Found a ripper memory layer for AI agents — Mnemosyne (AxDSan/mnemosyne, 959⭐). Zero deps, single SQLite file, sub-millisecond recall. Built for Hermes first but works everywhere: Cursor, Claude Code, Codex, OpenWebUI, OpenClaw, any MCP client. One pip install and you're off.
Architecture is the standout — BEAM (Bilevel Episodic-Associative Memory) with three tiers: Working Memory for hot context auto-injected before LLM calls, Episodic Memory for long-term storage using sqlite-vec FTS5 hybrid search (50% vector 30% keyword 20% importance), and a TripleStore for temporal knowledge graphs with version chains. The clever bit: they binarise 384-dim float32 embeddings down to 48 bytes via MIB (Information-Theoretic Binarisation) — 32x compression, Hamming distance computed entirely inside SQLite. No external vector DB, no ANN indices, just one file.
Benchmarks back it up: 98.9% Recall@All@5 on LongMemEval (ICLR 2025), 65.2% on BEAM end-to-end QA at 100K scale (beating Honcho, Hindsight, LIGHT, RAG). Recall holds flat at 20% even at 10M items with 35ms latency and 7.2MB storage. 100% abstention accuracy — it just says "dunno" instead of hallucinating.

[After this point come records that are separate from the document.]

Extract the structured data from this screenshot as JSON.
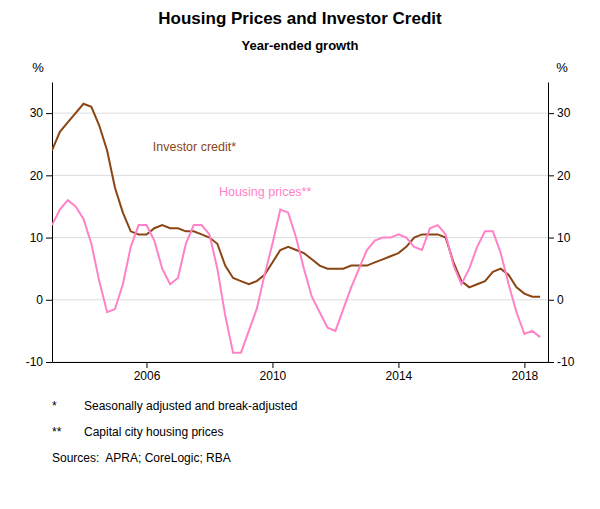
{
  "chart_data": {
    "type": "line",
    "title": "Housing Prices and Investor Credit",
    "subtitle": "Year-ended growth",
    "ylabel": "%",
    "y2label": "%",
    "xlim": [
      2003.0,
      2018.75
    ],
    "xticks": [
      2006,
      2010,
      2014,
      2018
    ],
    "ylim": [
      -10,
      35
    ],
    "yticks": [
      -10,
      0,
      10,
      20,
      30
    ],
    "y2lim": [
      -10,
      35
    ],
    "y2ticks": [
      -10,
      0,
      10,
      20,
      30
    ],
    "grid": true,
    "x": [
      2003.0,
      2003.25,
      2003.5,
      2003.75,
      2004.0,
      2004.25,
      2004.5,
      2004.75,
      2005.0,
      2005.25,
      2005.5,
      2005.75,
      2006.0,
      2006.25,
      2006.5,
      2006.75,
      2007.0,
      2007.25,
      2007.5,
      2007.75,
      2008.0,
      2008.25,
      2008.5,
      2008.75,
      2009.0,
      2009.25,
      2009.5,
      2009.75,
      2010.0,
      2010.25,
      2010.5,
      2010.75,
      2011.0,
      2011.25,
      2011.5,
      2011.75,
      2012.0,
      2012.25,
      2012.5,
      2012.75,
      2013.0,
      2013.25,
      2013.5,
      2013.75,
      2014.0,
      2014.25,
      2014.5,
      2014.75,
      2015.0,
      2015.25,
      2015.5,
      2015.75,
      2016.0,
      2016.25,
      2016.5,
      2016.75,
      2017.0,
      2017.25,
      2017.5,
      2017.75,
      2018.0,
      2018.25,
      2018.5
    ],
    "series": [
      {
        "color": "#8B4513",
        "values": [
          24.0,
          27.0,
          28.5,
          30.0,
          31.5,
          31.0,
          28.0,
          24.0,
          18.0,
          14.0,
          11.0,
          10.5,
          10.5,
          11.5,
          12.0,
          11.5,
          11.5,
          11.0,
          11.0,
          10.5,
          10.0,
          9.0,
          5.5,
          3.5,
          3.0,
          2.5,
          3.0,
          4.0,
          6.0,
          8.0,
          8.5,
          8.0,
          7.5,
          6.5,
          5.5,
          5.0,
          5.0,
          5.0,
          5.5,
          5.5,
          5.5,
          6.0,
          6.5,
          7.0,
          7.5,
          8.5,
          10.0,
          10.5,
          10.5,
          10.5,
          10.0,
          6.0,
          3.0,
          2.0,
          2.5,
          3.0,
          4.5,
          5.0,
          4.0,
          2.0,
          1.0,
          0.5,
          0.5
        ]
      },
      {
        "color": "#FF82C8",
        "values": [
          12.0,
          14.5,
          16.0,
          15.0,
          13.0,
          9.0,
          3.0,
          -2.0,
          -1.5,
          2.5,
          8.5,
          12.0,
          12.0,
          9.5,
          5.0,
          2.5,
          3.5,
          9.0,
          12.0,
          12.0,
          10.5,
          5.0,
          -2.5,
          -8.5,
          -8.5,
          -5.0,
          -1.5,
          4.0,
          9.0,
          14.5,
          14.0,
          10.0,
          5.0,
          0.5,
          -2.0,
          -4.5,
          -5.0,
          -1.5,
          2.0,
          5.0,
          8.0,
          9.5,
          10.0,
          10.0,
          10.5,
          10.0,
          8.5,
          8.0,
          11.5,
          12.0,
          10.5,
          5.5,
          2.5,
          5.0,
          8.5,
          11.0,
          11.0,
          7.5,
          2.5,
          -2.0,
          -5.5,
          -5.0,
          -6.0
        ]
      }
    ],
    "annotations": [
      {
        "text": "Investor credit*",
        "x": 2006.2,
        "y": 24.5
      },
      {
        "text": "Housing prices**",
        "x": 2008.3,
        "y": 17.2
      }
    ],
    "footnotes": [
      {
        "marker": "*",
        "text": "Seasonally adjusted and break-adjusted"
      },
      {
        "marker": "**",
        "text": "Capital city housing prices"
      },
      {
        "text": "Sources:  APRA; CoreLogic; RBA"
      }
    ]
  }
}
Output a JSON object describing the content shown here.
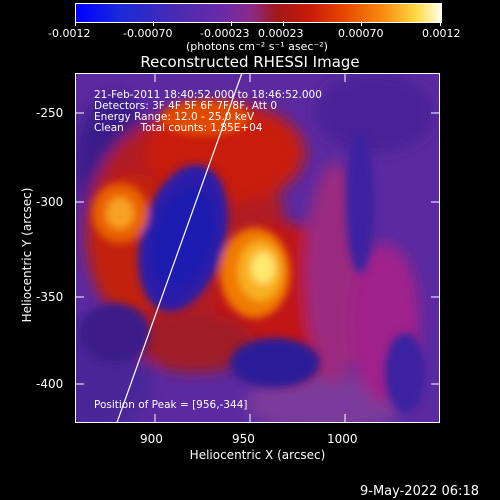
{
  "colorbar": {
    "tick_labels": [
      "-0.0012",
      "-0.00070",
      "-0.00023",
      "0.00023",
      "0.00070",
      "0.0012"
    ],
    "units_label": "(photons cm⁻² s⁻¹ asec⁻²)",
    "range": [
      -0.0012,
      0.0012
    ]
  },
  "plot": {
    "title": "Reconstructed RHESSI Image",
    "info_lines": [
      "21-Feb-2011 18:40:52.000 to 18:46:52.000",
      "Detectors: 3F 4F 5F 6F 7F 8F, Att 0",
      "Energy Range: 12.0 - 25.0 keV",
      "Clean     Total counts: 1.85E+04"
    ],
    "peak_label": "Position of Peak = [956,-344]",
    "xlabel": "Heliocentric X (arcsec)",
    "ylabel": "Heliocentric Y (arcsec)",
    "x_ticks": [
      "900",
      "950",
      "1000"
    ],
    "y_ticks": [
      "-250",
      "-300",
      "-350",
      "-400"
    ]
  },
  "footer": {
    "timestamp": "9-May-2022 06:18"
  },
  "colors": {
    "background": "#000000",
    "image_base": "#5b2aa0"
  }
}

For Hermes users there's a dedicated plugin (mnemosyne-hermes) exposing 23 tools across core memory (remember, recall, sleep, stats), knowledge graph (triple_add, triple_query, graph_query, graph_link), multi-agent shared memory, working notes scratchpad, and ops (export/import/diagnose). Three lifecycle hooks (pre_llm_call, on_session_start, post_tool_call) inject context automatically. Install: pip install mnemosyne-hermes && hermes config set memory.provider mnemosyne && hermes memory setup.
Also runs as a standalone MCP server (mnemosyne mcp) for any MCP-compatible client. OpenAI-compatible embedding endpoint configurable — defaults to bge-small-en-v1.5 but swap to multilingual models for non-English. MIT licensed, active development, Discord community. If you're building agents that need to actually remember stuff across sessions without wrestling with Postgres/Qdrant/Docker stacks, this is the one.